Paulo Eneas, editor de um dos principais sites pró-Bolsonaro, chamou Putin de “ditador”, posição que tem sido assumida pelos olavistas. O bolsonarista Paulo Figueiredo, comentarista da Jovem Pan, associou Biden a uma “criança” e criticou o Partido Democrata, alinhado aos fãs do ex-presidente Donald Trump no Brasil. A família Bolsonaro tem evitado tocar no assunto. Eduardo Bolsonaro se limitou a compartilhar em suas redes uma nota oficial do governo federal que “apela à suspensão imediata das hostilidades” sem condenar o bombardeio.

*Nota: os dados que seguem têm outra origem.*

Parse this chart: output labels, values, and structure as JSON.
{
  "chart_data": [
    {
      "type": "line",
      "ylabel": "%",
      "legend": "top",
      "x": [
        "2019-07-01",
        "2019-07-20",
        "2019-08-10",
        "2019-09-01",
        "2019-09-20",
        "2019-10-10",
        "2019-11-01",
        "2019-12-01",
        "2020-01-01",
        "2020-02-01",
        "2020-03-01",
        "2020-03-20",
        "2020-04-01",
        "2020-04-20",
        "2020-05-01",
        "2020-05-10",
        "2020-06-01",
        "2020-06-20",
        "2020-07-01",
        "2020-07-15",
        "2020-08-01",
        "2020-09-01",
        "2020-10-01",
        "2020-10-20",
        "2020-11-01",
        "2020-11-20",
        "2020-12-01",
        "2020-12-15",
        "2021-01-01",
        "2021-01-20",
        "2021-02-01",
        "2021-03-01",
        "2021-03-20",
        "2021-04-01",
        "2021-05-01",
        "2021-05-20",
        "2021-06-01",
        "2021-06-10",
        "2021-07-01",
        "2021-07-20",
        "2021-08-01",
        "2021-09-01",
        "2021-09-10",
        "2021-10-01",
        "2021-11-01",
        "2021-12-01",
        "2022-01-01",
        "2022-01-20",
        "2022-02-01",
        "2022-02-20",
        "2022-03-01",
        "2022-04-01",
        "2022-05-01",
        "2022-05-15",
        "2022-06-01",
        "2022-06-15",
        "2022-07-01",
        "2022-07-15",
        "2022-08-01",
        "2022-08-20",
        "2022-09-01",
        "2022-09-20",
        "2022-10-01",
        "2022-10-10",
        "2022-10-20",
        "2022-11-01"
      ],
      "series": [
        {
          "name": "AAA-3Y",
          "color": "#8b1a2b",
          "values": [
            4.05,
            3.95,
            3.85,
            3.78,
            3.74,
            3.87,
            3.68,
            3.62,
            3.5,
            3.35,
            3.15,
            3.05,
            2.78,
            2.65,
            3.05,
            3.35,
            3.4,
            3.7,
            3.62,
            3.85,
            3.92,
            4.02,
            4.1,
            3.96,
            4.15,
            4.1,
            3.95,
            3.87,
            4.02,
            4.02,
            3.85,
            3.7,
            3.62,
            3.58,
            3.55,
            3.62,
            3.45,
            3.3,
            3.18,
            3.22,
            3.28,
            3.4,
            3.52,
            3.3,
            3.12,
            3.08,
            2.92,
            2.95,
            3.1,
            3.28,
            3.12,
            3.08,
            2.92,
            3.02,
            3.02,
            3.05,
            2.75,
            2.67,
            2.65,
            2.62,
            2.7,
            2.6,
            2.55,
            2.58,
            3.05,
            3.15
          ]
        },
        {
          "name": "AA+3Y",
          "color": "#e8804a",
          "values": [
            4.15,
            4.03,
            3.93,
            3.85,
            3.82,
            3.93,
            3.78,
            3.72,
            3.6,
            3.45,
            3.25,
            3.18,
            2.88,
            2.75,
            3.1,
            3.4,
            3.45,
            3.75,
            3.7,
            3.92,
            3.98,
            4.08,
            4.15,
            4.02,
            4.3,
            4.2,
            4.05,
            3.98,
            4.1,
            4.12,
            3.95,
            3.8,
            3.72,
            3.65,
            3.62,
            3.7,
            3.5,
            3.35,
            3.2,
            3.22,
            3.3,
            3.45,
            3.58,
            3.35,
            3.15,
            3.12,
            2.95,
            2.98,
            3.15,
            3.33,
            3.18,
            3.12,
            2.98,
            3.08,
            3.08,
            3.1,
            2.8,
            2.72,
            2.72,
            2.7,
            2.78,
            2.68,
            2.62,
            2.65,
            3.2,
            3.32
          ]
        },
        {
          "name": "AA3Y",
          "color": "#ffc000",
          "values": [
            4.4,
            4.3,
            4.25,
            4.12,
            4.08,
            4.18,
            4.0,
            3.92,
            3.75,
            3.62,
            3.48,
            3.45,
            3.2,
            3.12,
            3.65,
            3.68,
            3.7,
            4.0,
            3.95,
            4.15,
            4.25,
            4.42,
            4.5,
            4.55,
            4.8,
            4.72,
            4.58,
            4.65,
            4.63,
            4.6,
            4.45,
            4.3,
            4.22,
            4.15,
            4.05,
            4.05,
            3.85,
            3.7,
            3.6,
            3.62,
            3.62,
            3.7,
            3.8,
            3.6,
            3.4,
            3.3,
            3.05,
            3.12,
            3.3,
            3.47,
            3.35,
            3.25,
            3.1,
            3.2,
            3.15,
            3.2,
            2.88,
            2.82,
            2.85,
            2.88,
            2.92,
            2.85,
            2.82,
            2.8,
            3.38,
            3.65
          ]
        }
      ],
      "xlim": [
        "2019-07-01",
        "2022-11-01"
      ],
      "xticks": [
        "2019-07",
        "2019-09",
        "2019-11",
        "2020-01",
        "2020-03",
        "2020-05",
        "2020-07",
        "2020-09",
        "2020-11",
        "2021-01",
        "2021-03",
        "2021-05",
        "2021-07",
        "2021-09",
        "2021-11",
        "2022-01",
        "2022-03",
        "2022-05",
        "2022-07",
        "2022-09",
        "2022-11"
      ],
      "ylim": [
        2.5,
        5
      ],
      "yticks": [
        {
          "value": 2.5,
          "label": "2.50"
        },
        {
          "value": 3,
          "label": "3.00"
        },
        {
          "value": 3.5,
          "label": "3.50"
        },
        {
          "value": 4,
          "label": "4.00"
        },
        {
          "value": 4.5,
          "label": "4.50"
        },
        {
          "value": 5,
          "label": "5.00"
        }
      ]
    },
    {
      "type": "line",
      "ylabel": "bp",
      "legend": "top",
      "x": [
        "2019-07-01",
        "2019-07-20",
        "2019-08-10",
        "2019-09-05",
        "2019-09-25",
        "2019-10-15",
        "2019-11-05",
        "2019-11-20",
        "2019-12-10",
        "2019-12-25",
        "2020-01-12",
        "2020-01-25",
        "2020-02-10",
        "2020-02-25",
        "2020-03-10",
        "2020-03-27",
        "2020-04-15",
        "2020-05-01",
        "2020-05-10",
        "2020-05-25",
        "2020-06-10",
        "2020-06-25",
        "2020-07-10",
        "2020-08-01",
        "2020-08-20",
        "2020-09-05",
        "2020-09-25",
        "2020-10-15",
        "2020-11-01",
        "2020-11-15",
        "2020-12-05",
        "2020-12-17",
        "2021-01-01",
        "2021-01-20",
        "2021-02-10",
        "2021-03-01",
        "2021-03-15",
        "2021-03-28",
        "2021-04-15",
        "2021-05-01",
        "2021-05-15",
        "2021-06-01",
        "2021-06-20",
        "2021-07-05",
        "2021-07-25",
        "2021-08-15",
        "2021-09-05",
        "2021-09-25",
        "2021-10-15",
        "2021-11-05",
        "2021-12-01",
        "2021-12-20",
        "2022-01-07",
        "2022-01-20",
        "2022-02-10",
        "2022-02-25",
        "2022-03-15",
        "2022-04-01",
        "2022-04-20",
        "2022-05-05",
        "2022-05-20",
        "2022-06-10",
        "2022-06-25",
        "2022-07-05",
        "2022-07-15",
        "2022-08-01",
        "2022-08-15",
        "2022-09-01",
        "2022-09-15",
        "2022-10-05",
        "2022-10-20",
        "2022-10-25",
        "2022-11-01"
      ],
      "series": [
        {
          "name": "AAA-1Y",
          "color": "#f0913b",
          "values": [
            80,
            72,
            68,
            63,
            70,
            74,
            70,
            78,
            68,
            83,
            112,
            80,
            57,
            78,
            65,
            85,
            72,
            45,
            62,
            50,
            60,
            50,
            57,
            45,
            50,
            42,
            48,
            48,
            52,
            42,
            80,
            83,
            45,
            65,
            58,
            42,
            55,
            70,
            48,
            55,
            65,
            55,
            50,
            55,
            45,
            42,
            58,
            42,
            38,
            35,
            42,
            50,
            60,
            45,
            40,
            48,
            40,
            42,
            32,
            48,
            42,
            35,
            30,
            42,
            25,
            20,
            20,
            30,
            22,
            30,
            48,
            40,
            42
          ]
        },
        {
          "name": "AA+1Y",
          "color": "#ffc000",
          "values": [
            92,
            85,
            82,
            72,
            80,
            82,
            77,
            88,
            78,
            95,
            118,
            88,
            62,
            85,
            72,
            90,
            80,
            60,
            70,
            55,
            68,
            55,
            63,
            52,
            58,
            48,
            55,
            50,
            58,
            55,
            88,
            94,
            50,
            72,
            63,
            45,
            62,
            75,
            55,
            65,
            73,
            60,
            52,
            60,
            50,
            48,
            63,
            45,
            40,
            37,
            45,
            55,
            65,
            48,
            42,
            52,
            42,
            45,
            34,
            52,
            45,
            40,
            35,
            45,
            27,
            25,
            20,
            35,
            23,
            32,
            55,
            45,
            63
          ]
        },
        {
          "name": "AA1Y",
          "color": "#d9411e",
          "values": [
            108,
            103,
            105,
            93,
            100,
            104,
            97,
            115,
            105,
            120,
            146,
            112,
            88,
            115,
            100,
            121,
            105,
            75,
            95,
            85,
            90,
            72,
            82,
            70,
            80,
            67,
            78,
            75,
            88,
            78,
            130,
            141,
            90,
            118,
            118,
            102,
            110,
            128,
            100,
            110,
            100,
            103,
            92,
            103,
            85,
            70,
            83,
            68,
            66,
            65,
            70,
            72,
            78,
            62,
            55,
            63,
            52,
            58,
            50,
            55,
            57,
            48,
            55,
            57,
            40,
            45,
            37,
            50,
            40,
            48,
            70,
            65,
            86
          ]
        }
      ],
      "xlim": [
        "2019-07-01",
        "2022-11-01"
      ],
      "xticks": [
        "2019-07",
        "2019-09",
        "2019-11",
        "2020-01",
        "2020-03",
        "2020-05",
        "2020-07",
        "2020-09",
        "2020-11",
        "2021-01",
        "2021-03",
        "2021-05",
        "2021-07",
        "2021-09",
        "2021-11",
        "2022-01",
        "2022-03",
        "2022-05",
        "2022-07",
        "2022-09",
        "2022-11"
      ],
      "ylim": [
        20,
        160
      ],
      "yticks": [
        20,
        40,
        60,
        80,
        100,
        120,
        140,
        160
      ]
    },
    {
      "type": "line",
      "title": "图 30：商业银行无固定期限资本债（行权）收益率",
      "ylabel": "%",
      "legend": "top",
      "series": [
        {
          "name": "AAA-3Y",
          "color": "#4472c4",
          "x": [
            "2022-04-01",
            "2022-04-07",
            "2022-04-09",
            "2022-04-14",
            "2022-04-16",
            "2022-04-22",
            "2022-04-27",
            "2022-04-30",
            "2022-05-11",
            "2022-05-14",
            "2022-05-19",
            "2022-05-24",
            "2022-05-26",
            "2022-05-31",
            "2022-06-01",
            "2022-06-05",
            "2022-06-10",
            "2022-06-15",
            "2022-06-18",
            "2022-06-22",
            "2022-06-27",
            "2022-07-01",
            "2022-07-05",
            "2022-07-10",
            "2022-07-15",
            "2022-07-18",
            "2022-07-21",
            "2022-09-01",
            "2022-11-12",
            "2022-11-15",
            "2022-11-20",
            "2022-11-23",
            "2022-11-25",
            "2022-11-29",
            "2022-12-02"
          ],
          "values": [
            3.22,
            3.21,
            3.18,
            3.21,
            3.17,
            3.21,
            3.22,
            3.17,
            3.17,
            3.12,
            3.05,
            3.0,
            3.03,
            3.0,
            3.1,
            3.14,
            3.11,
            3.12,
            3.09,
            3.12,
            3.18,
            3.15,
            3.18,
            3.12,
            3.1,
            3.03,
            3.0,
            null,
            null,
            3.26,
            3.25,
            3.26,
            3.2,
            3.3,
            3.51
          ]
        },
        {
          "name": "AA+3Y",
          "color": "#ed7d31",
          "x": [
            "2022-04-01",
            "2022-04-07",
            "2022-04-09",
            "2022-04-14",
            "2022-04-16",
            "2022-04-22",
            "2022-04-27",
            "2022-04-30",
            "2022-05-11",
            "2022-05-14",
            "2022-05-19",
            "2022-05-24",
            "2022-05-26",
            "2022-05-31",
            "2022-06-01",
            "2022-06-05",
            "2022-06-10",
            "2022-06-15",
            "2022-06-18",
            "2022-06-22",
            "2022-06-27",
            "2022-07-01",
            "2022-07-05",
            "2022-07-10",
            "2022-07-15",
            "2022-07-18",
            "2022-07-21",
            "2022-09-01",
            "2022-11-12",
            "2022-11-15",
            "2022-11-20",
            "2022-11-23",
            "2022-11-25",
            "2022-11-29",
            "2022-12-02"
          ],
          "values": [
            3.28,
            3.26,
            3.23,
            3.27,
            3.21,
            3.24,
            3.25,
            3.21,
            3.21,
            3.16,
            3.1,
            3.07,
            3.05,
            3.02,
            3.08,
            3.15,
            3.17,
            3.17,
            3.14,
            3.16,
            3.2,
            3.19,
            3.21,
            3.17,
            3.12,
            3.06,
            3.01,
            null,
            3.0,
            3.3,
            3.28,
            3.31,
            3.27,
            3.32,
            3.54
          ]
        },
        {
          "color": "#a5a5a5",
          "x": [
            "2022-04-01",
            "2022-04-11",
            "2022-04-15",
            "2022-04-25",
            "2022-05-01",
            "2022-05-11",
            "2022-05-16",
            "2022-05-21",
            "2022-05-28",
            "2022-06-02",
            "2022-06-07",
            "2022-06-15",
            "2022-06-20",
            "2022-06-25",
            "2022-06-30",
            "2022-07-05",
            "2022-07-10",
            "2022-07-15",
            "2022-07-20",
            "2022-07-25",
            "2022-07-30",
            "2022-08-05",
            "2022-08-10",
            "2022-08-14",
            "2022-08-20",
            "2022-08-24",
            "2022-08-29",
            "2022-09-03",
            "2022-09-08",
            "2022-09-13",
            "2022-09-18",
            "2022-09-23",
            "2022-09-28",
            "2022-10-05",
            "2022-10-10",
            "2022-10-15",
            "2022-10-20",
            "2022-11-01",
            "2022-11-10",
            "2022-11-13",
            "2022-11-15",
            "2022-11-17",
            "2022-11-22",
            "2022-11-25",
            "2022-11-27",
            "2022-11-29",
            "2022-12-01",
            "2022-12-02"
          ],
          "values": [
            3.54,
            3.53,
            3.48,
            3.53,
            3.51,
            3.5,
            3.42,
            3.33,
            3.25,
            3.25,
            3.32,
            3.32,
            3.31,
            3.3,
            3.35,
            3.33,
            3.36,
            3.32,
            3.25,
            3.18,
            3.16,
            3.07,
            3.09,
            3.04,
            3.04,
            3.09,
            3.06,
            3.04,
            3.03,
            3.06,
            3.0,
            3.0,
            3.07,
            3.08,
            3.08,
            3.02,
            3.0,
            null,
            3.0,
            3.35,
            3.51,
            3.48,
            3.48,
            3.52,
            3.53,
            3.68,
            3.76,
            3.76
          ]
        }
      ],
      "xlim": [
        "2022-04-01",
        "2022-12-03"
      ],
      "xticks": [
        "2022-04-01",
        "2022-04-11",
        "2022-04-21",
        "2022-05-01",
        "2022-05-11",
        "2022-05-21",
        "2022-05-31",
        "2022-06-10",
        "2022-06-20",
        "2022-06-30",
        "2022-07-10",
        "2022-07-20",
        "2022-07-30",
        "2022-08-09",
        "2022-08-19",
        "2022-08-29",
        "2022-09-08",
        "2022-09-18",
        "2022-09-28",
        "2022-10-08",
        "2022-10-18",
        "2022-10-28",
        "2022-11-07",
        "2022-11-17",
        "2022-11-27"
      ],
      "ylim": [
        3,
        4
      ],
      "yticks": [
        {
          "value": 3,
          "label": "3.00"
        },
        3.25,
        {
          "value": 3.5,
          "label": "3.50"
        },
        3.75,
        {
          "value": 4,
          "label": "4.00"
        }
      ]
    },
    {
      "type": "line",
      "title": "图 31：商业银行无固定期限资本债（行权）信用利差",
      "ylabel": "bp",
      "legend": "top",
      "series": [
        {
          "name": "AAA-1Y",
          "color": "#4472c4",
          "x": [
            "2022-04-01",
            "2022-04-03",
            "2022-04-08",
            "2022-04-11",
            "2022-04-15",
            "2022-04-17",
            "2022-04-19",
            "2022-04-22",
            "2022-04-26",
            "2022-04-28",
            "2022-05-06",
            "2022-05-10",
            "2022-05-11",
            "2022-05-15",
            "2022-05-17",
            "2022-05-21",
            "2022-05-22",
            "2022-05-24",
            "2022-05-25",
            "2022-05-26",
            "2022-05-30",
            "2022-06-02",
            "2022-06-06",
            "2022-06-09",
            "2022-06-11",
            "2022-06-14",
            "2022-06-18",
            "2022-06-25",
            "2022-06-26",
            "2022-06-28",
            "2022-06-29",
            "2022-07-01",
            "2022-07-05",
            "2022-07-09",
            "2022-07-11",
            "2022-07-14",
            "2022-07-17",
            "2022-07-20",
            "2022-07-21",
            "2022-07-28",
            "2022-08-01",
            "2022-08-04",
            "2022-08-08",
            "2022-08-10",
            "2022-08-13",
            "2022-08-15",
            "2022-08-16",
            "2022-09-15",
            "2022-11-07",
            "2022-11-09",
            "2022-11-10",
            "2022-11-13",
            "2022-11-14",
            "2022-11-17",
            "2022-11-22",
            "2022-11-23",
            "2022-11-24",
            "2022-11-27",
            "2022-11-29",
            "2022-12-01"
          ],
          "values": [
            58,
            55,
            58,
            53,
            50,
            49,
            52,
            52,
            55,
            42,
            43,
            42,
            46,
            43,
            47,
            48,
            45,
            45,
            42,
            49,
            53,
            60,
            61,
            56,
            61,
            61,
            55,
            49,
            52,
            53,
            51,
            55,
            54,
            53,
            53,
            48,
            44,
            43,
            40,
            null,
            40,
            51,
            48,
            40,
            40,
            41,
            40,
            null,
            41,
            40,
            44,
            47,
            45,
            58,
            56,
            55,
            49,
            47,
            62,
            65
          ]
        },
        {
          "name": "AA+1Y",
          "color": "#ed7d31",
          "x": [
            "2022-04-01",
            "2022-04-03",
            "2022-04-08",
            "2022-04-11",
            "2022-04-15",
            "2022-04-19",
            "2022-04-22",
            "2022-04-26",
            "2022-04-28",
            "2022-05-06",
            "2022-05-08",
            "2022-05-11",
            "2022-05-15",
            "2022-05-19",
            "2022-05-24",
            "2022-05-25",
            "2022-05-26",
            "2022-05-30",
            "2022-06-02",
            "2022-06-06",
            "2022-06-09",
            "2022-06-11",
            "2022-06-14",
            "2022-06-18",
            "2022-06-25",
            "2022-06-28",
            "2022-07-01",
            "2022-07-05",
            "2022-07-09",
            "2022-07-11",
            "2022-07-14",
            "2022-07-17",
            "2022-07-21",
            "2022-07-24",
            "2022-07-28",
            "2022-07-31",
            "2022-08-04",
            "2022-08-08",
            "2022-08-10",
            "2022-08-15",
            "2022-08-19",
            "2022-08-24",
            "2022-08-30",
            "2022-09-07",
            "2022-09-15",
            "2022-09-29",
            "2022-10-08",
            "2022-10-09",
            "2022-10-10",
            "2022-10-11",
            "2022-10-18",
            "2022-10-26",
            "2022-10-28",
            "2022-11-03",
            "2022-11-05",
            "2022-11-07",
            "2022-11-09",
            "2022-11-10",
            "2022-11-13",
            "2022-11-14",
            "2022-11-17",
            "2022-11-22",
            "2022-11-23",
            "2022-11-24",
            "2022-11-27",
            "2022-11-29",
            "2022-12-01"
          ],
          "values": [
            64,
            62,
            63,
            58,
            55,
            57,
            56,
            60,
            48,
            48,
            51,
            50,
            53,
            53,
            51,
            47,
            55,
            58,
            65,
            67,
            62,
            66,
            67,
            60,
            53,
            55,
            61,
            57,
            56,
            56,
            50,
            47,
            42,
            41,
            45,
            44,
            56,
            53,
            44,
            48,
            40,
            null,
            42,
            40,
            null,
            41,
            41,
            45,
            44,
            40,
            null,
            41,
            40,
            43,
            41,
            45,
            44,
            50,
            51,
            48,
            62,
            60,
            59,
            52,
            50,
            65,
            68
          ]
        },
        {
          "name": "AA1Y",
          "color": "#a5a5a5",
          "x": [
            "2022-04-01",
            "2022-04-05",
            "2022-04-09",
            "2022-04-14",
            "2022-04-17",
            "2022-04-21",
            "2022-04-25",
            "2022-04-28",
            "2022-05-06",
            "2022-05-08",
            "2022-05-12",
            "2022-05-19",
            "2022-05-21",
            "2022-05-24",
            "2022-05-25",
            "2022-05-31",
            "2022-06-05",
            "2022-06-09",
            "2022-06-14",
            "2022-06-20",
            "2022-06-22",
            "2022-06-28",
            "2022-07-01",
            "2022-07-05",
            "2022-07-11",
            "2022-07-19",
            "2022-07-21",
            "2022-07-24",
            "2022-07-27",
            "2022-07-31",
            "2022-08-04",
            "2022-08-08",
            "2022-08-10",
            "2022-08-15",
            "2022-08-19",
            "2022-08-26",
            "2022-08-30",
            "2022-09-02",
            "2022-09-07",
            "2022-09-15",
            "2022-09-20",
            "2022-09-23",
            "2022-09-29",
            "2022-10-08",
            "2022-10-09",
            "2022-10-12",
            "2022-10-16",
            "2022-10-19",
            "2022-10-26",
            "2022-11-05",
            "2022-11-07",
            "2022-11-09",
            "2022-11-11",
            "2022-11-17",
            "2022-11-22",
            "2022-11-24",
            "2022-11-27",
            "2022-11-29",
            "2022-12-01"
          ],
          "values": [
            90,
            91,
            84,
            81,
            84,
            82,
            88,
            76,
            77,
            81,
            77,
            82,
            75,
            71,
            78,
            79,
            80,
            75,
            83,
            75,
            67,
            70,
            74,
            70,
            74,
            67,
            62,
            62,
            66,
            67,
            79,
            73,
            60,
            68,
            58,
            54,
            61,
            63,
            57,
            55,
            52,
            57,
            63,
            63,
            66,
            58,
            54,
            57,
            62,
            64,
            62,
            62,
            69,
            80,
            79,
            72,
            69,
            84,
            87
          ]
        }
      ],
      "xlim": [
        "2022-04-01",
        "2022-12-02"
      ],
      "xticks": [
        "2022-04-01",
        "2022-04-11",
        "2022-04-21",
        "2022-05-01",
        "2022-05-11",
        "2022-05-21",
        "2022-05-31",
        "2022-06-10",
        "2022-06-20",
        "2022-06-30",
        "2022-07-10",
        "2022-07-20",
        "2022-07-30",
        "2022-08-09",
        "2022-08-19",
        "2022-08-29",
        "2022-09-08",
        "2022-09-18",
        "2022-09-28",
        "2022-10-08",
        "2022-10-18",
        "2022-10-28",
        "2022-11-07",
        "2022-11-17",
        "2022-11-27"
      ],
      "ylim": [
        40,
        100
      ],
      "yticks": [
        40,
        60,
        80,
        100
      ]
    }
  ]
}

Parte da dubiedade se associa ao fato de a própria Ucrânia ter se tornado referência para alguns grupos de extrema-direita no Brasil. Em 2020, no auge dos acampamentos e atos pró-Bolsonaro em Brasília e outras capitais pelo país, a bandeira ucraniana era frequentemente vista entre os manifestantes.
Figuras como a militante Sara Winter, que foi presa por organizar protestos antidemocráticos, diziam querer “ucranizar o Brasil”, já que o país europeu era tomado como exemplo por bolsonaristas pela forma como a extrema-direita conseguiu se organizar e agir politicamente. O termo se popularizou entre apoiadores de Bolsonaro. O deputado federal Daniel Silveira (PSL-RJ), base do governo na Câmara, publicou em seu Twitter em abril de 2020: “Está na hora de ucranizar o Brasil! Quem sabe o que foi feito por lá, entenderá”.
Um grupo chamado “Ucraniza Brasil” ficou acampado por alguns dias no vão do Masp, em São Paulo, em 2021, antes de ser retirado pela polícia. A partir de então, passou a se organizar num grupo homônimo de 5 mil pessoas no Telegram, onde simpatizantes compartilham discursos extremistas e teorias conspiracionistas.
Nos últimos dias, esses usuários passaram a acompanhar os relatos do brasileiro Alex Silva, que participou dos atos antidemocráticos de 2020 ostentando uma bandeira da Ucrânia e chegou a ser visto como uma liderança no processo de “ucranizar” o Brasil. Silva tem enviado vídeos e informações diariamente da Ucrânia, onde ele diz trabalhar em uma academia de tiro e táticas militares.
Além das principais democracias ocidentais, estão ao lado da Ucrânia nesta guerra também partidos de extrema-direita europeus. É o caso de Jaroslaw Kaczynski, líder do partido ultraconservador Lei e Justiça (PiS), e Viktor Órban, primeiro-ministro da Hungria e líder do Fidesz. Mas, por outro lado, para embaralhar ainda mais o assunto, há também figuras odiadas pelos bolsonaristas como os presidentes Joe Biden (Estados Unidos) e Emmanuel Macron (França) — o que torna o apoio desses grupos à situação ucraniana menos categórico.
Em apoio a Vladimir Putin — ou pelo menos um esquivamento em condenar o bombardeio sem ressalvas — há outros nomes da extrema-direita, como Steve Bannon, ex-estrategista da campanha de Trump, e o próprio ex-presidente americano. Bolsonaro se encontrou com Putin em Moscou dias atrás, ocasião em que demonstrou “solidariedade” à Rússia. Após o bombardeio, o presidente preferiu se esquivar do assunto em discursos e conversas com apoiadores.
Mas desse lado também está parte da esquerda. O perfil do PT no Senado, por exemplo, fez uma publicação controversa no Twitter na quinta-feira: disse condenar “a política de longo prazo dos EUA de agressão à Rússia e de contínua expansão da OTAN em direção às fronteiras russas”. Pouco após ser publicado, o tuíte foi deletado da rede social, e uma nova nota condenando os ataques foi publicada.
Manuela D’Avila (PCdoB), candidata a vice-presidente na chapa de Fernando Haddad na eleição de 2018, após pedir paz ao conflito, chamou as preocupações da Rússia de “legítimas” e criticou “o cerco da OTAN às fronteiras russas”. Já o PCO (Partido da Causa Operária), legenda de extrema-esquerda, declarou “apoio total à ação da Rússia na Ucrânia”.